Mark S. Dortch

Comparison of HPC Methods for Long-Term Contaminant Modeling

Model simulations on the order of decades are required to fully evaluate the effects of system alterations on the estuarine/coastal environment since these environments and their components (e.g., bottom sediments, sea grass, nutrient stores, etc.) can have long response times and process memories. High performance computing (HPC) is required to make such simulations feasible. Modern HPC methods can decrease computation time by orders of magnitude, thus, making such long-term calculations feasible and practical. An investigation was conducted to evaluate the performance of various methods and machines for executing a three-dimensional contaminant transport/fate model for surface water where the Hudson River Estuary was used for the test case.
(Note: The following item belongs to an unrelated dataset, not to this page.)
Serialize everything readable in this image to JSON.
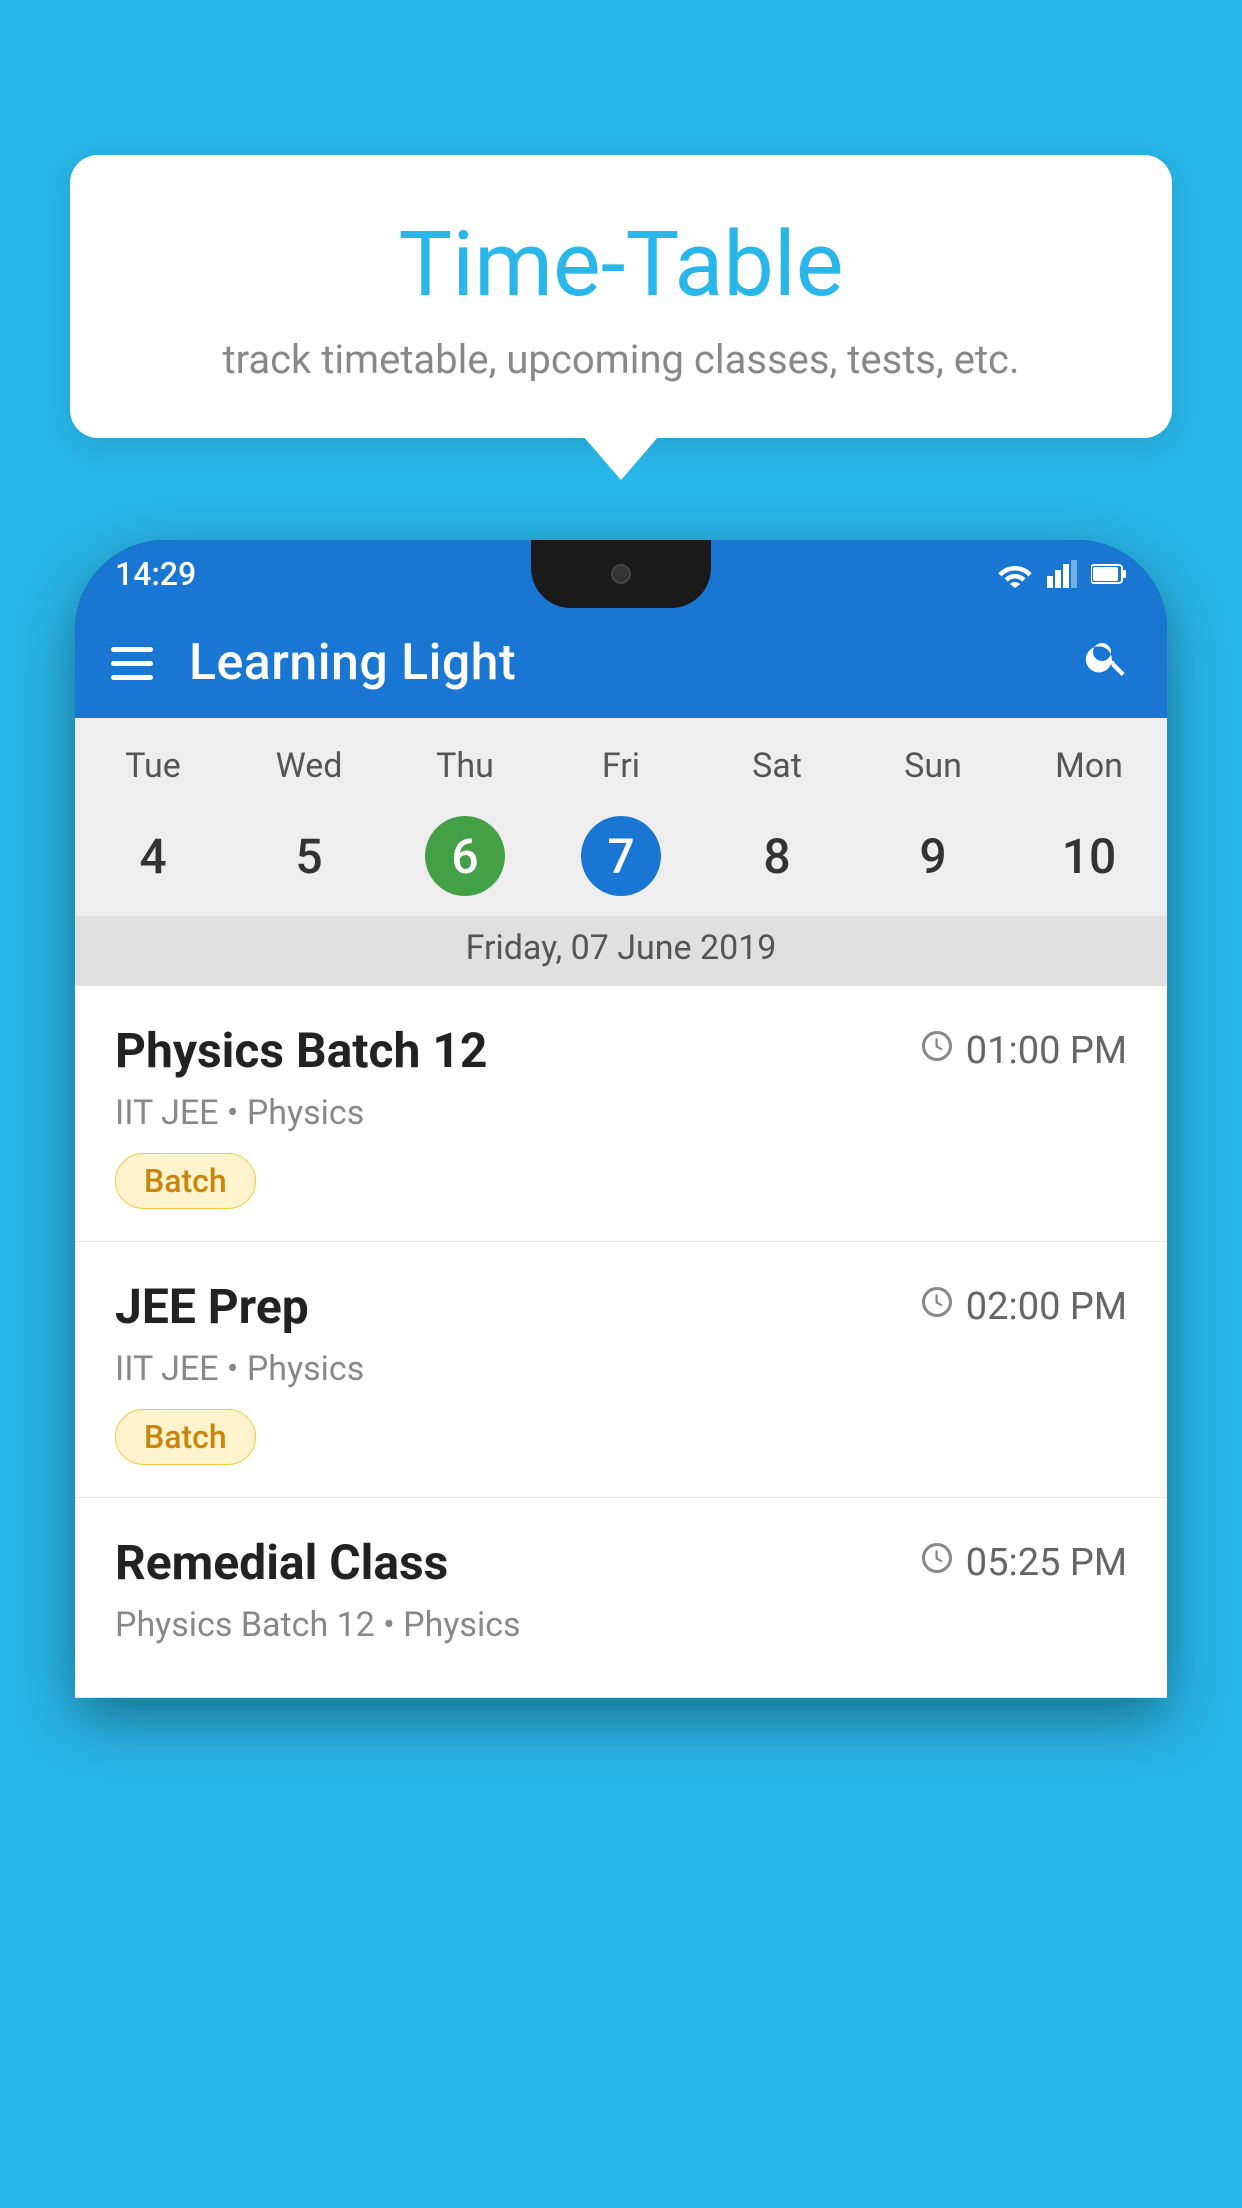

Domain decomposition was used with two grid-partitioning methods, METIS and Hilbert Space filling Curve Technique (HSFT). The Message Passing Interface (MPI) was incorporated into model source code to provide the capability to execute multiple sub-domains on different numbers of processor elements (PEs). The code was written to be portable among various machines with varying numbers of PEs. Tests were conducted for the Hudson River contaminant model example for varying levels of grid resolution for both grid-partitioning methods on three machines (Cray T3E, SGI Origin 2000, and IBM SP) with varying numbers of processors (from 1 up to 64 PEs) to evaluate both parallel and scaled speedup. The conclusions of these tests are presented. The methodology was successfully used to conduct the Chesapeake Bay Tributary Refinement Model Study, where 20-year simulations were required on a relatively dense grid, thus, making it feasible to investigate many management scenarios in a timely and practical manner.